The first complete sequence of a 23 megabase (Mb) euchromatic (non-heterochromatic) portion of a human Y chromosome, from a single male, has recently been published by David Page's group [7]. This is a considerable achievement, given the difficulties of sequencing chromosomes that are rich in repeats, as is the case even for the euchromatin of the human Y. The researchers exploited the fact that a single Y chromosome provided the material for sequencing: this allowed them to attribute slight sequence differences between similar tracts of DNA to within-chromosome rather than between-individual variation, and hence facilitated the identification of repeats.
The results provide a uniquely detailed picture of the organization of a Y chromosome - not yet available for other species - which confirms many previous findings but modifies others. The sequenced region is nearly the entire portion of the euchromatic Y chromosome that does not cross over with the X, together with some of the repeat-rich heterochromatic part of the Y chromosome. Skaletsky et al. [7] call this the 'male-specific Y' (MSY), because the small part of the Y that does cross over is essentially the same as the corresponding part of the X and is common to males and females. We now have a list of putative transcription units within the MSY that is considerably larger in number (158) than was previously thought, but this is still a small fraction of the number of the 1,000 or so on the 160 Mb of the X chromosome [6]. Many of the ones on the Y probably do not code for proteins.

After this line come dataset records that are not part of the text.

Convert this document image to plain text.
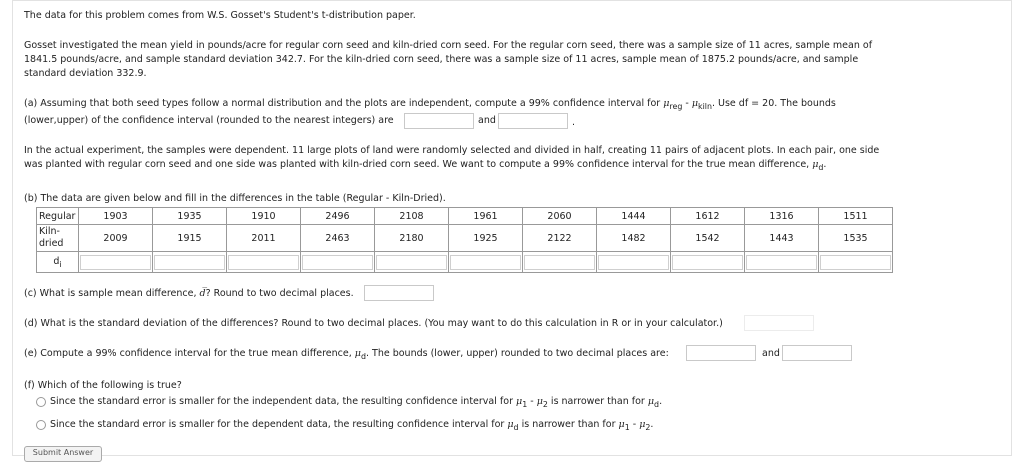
The data for this problem comes from W.S. Gosset's Student's t-distribution paper.
Gosset investigated the mean yield in pounds/acre for regular corn seed and kiln-dried corn seed. For the regular corn seed, there was a sample size of 11 acres, sample mean of
1841.5 pounds/acre, and sample standard deviation 342.7. For the kiln-dried corn seed, there was a sample size of 11 acres, sample mean of 1875.2 pounds/acre, and sample
standard deviation 332.9.
(a) Assuming that both seed types follow a normal distribution and the plots are independent, compute a 99% confidence interval for $\mu_{reg} - \mu_{kiln}$. Use df = 20. The bounds
(lower,upper) of the confidence interval (rounded to the nearest integers) are	and	.
In the actual experiment, the samples were dependent. 11 large plots of land were randomly selected and divided in half, creating 11 pairs of adjacent plots. In each pair, one side
was planted with regular corn seed and one side was planted with kiln-dried corn seed. We want to compute a 99% confidence interval for the true mean difference, $\mu_d$.
(b) The data are given below and fill in the differences in the table (Regular - Kiln-Dried).
Regular	1903	1935	1910	2496	2108	1961	2060	1444	1612	1316	1511
Kiln-dried	2009	1915	2011	2463	2180	1925	2122	1482	1542	1443	1535
$d_i$	

(c) What is sample mean difference, d̅? Round to two decimal places.
(d) What is the standard deviation of the differences? Round to two decimal places. (You may want to do this calculation in R or in your calculator.)
(e) Compute a 99% confidence interval for the true mean difference, $\mu_d$. The bounds (lower, upper) rounded to two decimal places are:	and
(f) Which of the following is true?
Since the standard error is smaller for the independent data, the resulting confidence interval for $\mu_1 - \mu_2$ is narrower than for $\mu_d$.
Since the standard error is smaller for the dependent data, the resulting confidence interval for $\mu_d$ is narrower than for $\mu_1 - \mu_2$.
Submit Answer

The identifiable coding sequences among the 158 predicted genes on the Y chromosome can be divided into two categories. The first comprises 27 genes with clear signs of homology to genes on the X chromosome, betraying the common origin of these two chromosomes; 13 of these have degenerated into pseudogenes. The remaining 14 active Y-linked genes within this category tend to have a broad range of expression in many different tissues, with the notable exception of the male-determining gene, Sry, which is expressed early in development in the germ cells of males, and has an X-linked counterpart, Sox3. There is considerable variation among these 14 genes in the extent of their silent-site sequence divergence (Ks) [8] between the copies on the X and Y chromosomes, although it is not clear that they can be sharply divided into four 'evolutionary strata', representing discrete phases in the differentiation of the X and Y chromosomes, as was previously proposed for a subset of these genes [9].

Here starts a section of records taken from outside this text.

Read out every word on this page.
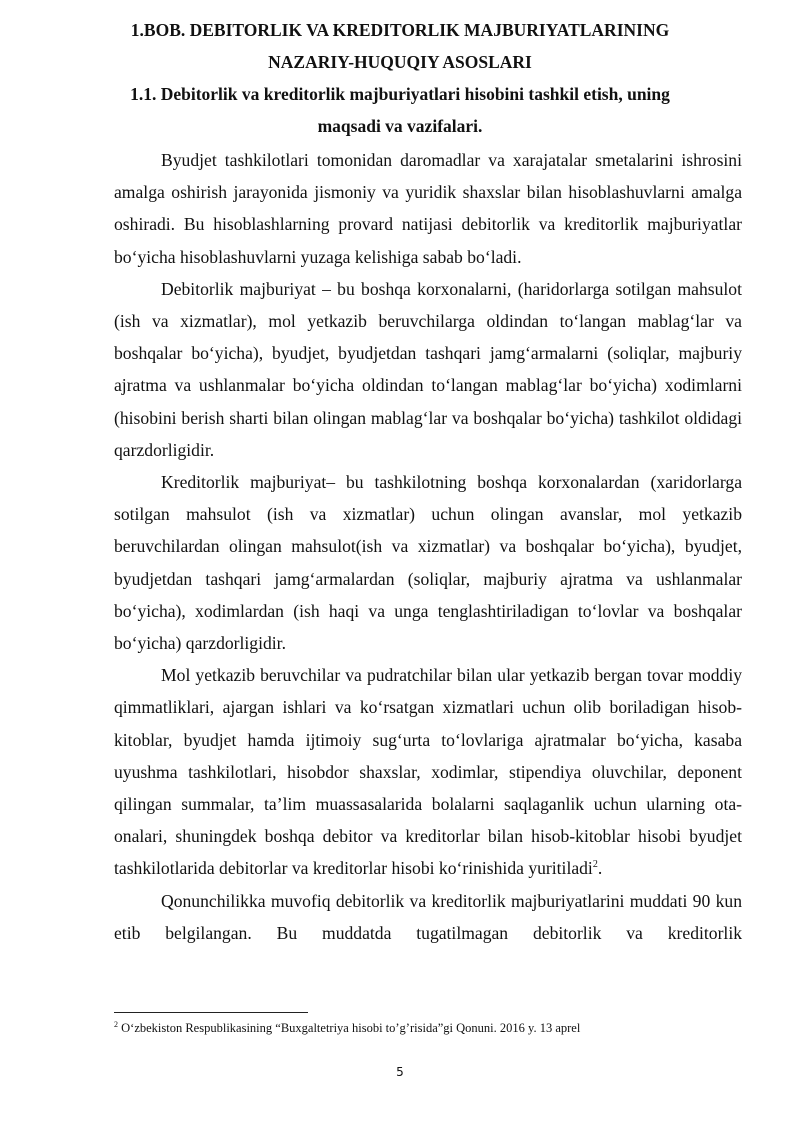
1.BOB. DEBITORLIK VA KREDITORLIK MAJBURIYATLARINING NAZARIY-HUQUQIY ASOSLARI

1.1. Debitorlik va kreditorlik majburiyatlari hisobini tashkil etish, uning maqsadi va vazifalari.

Byudjet tashkilotlari tomonidan daromadlar va xarajatalar smetalarini ishrosini amalga oshirish jarayonida jismoniy va yuridik shaxslar bilan hisoblashuvlarni amalga oshiradi. Bu hisoblashlarning provard natijasi debitorlik va kreditorlik majburiyatlar bo‘yicha hisoblashuvlarni yuzaga kelishiga sabab bo‘ladi.

Debitorlik majburiyat – bu boshqa korxonalarni, (haridorlarga sotilgan mahsulot (ish va xizmatlar), mol yetkazib beruvchilarga oldindan to‘langan mablag‘lar va boshqalar bo‘yicha), byudjet, byudjetdan tashqari jamg‘armalarni (soliqlar, majburiy ajratma va ushlanmalar bo‘yicha oldindan to‘langan mablag‘lar bo‘yicha) xodimlarni (hisobini berish sharti bilan olingan mablag‘lar va boshqalar bo‘yicha) tashkilot oldidagi qarzdorligidir.

Kreditorlik majburiyat– bu tashkilotning boshqa korxonalardan (xaridorlarga sotilgan mahsulot (ish va xizmatlar) uchun olingan avanslar, mol yetkazib beruvchilardan olingan mahsulot(ish va xizmatlar) va boshqalar bo‘yicha), byudjet, byudjetdan tashqari jamg‘armalardan (soliqlar, majburiy ajratma va ushlanmalar bo‘yicha), xodimlardan (ish haqi va unga tenglashtiriladigan to‘lovlar va boshqalar bo‘yicha) qarzdorligidir.

Mol yetkazib beruvchilar va pudratchilar bilan ular yetkazib bergan tovar moddiy qimmatliklari, ajargan ishlari va ko‘rsatgan xizmatlari uchun olib boriladigan hisob-kitoblar, byudjet hamda ijtimoiy sug‘urta to‘lovlariga ajratmalar bo‘yicha, kasaba uyushma tashkilotlari, hisobdor shaxslar, xodimlar, stipendiya oluvchilar, deponent qilingan summalar, ta’lim muassasalarida bolalarni saqlaganlik uchun ularning ota-onalari, shuningdek boshqa debitor va kreditorlar bilan hisob-kitoblar hisobi byudjet tashkilotlarida debitorlar va kreditorlar hisobi ko‘rinishida yuritiladi$^2$.

Qonunchilikka muvofiq debitorlik va kreditorlik majburiyatlarini muddati 90 kun etib belgilangan. Bu muddatda tugatilmagan debitorlik va kreditorlik

$^2$ O‘zbekiston Respublikasining “Buxgaltetriya hisobi to’g’risida”gi Qonuni. 2016 y. 13 aprel

5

There are two possible explanations for the range of differences in divergence: one is that the more highly diverged genes have been isolated from recombination with the X chromosome for longer than the less highly diverged genes; and the other is that there are different rates of genetic exchange via gene conversion between X and Y for different genes. The first hypothesis is consistent with the fact that genes with different Ks values tend to cluster together on the X chromosome in contiguous blocks, with Ks values increasing from the distal short arm to the distal long arm of the X. The order of these genes differs greatly between X and Y chromosomes, suggesting that there have been rearrangements involving chromosomal inversions that would have helped to suppress crossing-over between the evolving X and Y chromosomes. The evolutionary advantages to such suppression of crossing-over have long been discussed [1,3,10]. Sry and Sox3 have the highest Ks value, as would be predicted from such evolutionary considerations for descendants of a gene that must have been involved in early stages of the evolution of the Y chromosome, equivalent to a time of isolation of over 250 million years ago. The second hypothesis - that different genes have different rates of genetic exchange between X and Y - is supported by the fact that gene conversion between genes on the X and Y chromosomes has been detected in the cat family [11], and seems also to be occurring at a high rate within the human Y chromosome (discussed below), but this does not explain the ordering of Ks values along the X chromosome and the very ancient origin of several Y chromosome genes.
The second category of Y-linked genes consists of nine gene families that mostly have no resemblance to genes on the X chromosome. These are organized into repeats of two or more units, and show testis-specific expression. They seem to comprise genes whose functions are important for males but possibly deleterious for females; seven out of the nine have originated by transposition from an autosome, and two come from the X chromosome. It is interesting that a parallel case of a transposition of a gene from an autosome onto a Y chromosome has been found in the plant Silene latifolia; in this case the Y-linked copy is specifically expressed in male reproductive tissue [12]. These observations suggest that there may be an ongoing evolutionary process of acquisition of genes with male-specific functions by the Y chromosome; if higher levels of expression of these genes are advantageous for males but disadvantageous for females, this would be favored by selection [1,10].
Another unusual feature of the human Y chromosome is the presence of a 3.4 Mb tract of predominantly non-coding sequence derived from the X chromosome by a transposition event of some kind. The extent of sequence divergence from the corresponding region of the X chromosome suggests that the transposition occurred about 3-4 million years ago. An inversion of part of the short arm of the Y subsequently split the transposition into two non-contiguous blocks. Only two genes are present in this part of the Y chromosome [7].